После короткого молчания Кольцов с надеждой предложил:
– Слушайте, Исаак Абрамыч, а может – в Основу? До Павла Заболотного?
– Глупее трудно что-либо придумать! – даже рассердился Гольдман. – Ты все-таки думай! Павло – настоящий чекист, из подпольщиков. Он этого подпоручика близко на дух не примет. Да и саму колонию можно под удар поставить.

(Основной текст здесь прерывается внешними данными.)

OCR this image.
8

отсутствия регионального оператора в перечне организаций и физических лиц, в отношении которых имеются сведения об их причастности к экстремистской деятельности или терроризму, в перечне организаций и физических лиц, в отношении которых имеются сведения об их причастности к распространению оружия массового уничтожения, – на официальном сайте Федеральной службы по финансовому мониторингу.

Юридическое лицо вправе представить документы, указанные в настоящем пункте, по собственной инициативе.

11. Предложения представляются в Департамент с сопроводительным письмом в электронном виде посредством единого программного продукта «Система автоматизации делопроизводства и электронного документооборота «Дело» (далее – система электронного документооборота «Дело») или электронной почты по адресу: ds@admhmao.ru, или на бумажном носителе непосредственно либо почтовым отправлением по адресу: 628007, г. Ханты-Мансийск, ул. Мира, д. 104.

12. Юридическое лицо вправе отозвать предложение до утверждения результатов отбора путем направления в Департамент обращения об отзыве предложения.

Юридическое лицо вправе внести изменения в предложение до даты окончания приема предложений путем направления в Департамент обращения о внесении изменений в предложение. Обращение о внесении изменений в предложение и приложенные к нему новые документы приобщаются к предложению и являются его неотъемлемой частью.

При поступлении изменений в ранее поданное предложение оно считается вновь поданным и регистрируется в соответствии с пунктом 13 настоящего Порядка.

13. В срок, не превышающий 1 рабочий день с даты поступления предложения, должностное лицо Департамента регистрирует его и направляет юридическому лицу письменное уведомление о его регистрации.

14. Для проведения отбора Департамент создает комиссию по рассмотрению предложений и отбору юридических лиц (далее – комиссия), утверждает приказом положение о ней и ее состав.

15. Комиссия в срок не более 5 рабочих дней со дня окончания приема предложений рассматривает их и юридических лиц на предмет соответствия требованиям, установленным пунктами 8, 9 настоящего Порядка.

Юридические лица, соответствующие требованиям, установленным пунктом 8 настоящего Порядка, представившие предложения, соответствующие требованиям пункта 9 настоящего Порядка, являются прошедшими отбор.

И снова наступила тишина. Вспыхивали и гасли в густеющих сумерках малиновые огоньки цыгарок отъезжающих вместе с Кольцовым чекистов. Они уже давно забрались в теплушку и, ожидая отправления, стояли у распахнутой двери и о чем-то своем гомонили. В центре внимания был Кириллов. Видимо, он рассказывал какие-то госпитальные байки, потому что время от времени оттуда доносились короткие смешки.
В простуженном воздухе сиплым голосом заявила о себе прибывшая «кукушка», чтобы отогнать теплушку к ожидавшему ее товарняку.
– А как вам понравится такая мысль? – вновь вклинился в их разговор Бушкин. Он уже не сомневался, что уедет вместе с Кольцовым, и сейчас всячески старался показать ему свою необходимость. – Что, если переправить нашего белогвардейчика в Мерефу? До того мужичка, вы его, Павел Андреевич, знаете. Он еще дней пять назад Ивану Платоновичу картошку привез и сала шматочек. Они про вас вспоминали. Хороший такой мужичок, хозяйственный. Забыл, его как-то чудно, по-старинному звать.
– Фома Иванович Малахов, – напомнил его имя Кольцов.
– Во, точно! Фома! – обрадовался Бушкин.
Кольцов подумал, что в предложении Бушкина есть определенный резон. Мерефа даже в те дни, когда через нее перетекали то красные, то белые, то снова красные, никак не менялась, оставалась тихой, неприметной, соблюдающей патриархальный образ жизни. Фома Иванович, по причине возраста со стороны наблюдающий за катаклизмами Гражданской войны, так и не научился делить людей на красных и белых. Он искренне верил, что произошел какой-то сбой в природе и вот-вот все вновь встанет на свои места. Ждал, что из вынужденной эмиграции опять вернется владелец винокуренного завода Альфред Борткевич, имение которого, несмотря на все трудности, сумел сохранить во время повальных разгромов и разорений, и по сегодняшний день ревностно стремился содержать его в исправности.
Хозяйственный подпоручик вполне может прийтись по душе Фоме Ивановичу, скрасит его одиночество, а в каком-то непредвиденном случае даже сойдет за его родственника. А по возвращении из поездки он решит его судьбу.
– Пожалуй, – несколько удивленно, но все больше укрепляясь в высказанной Бушкиным мысли, согласился Кольцов. Не вызвала отторжения эта мысль и у Гольдмана.
– А что я тебе говорил, у него голова не только чтобы фуражку носить, – указал Гольдман Кольцову на Бушкина. И, взглянув на отдувающийся паром паровозик, готовый уже сорваться с места, он с присущим ему напором веско и внушительно сказал: – Значит так! Бушкина берешь с собой. При таком недокомплекте он тебе очень даже пригодится. Золотая голова! А твой подпоручик уже завтра будет в Мерефе. – И мягче добавил: – Ты уж, Паша, не сомневайся. Это я беру на себя.
…На Харьков опустилась холодная и ветреная, с дождем и снегом, ночь. Поезд тронулся и почти сразу же растаял в темноте. Какое-то время до Гольдмана еще доносился дробный стук вагонных колес, а потом и его накрыли посвисты ветра.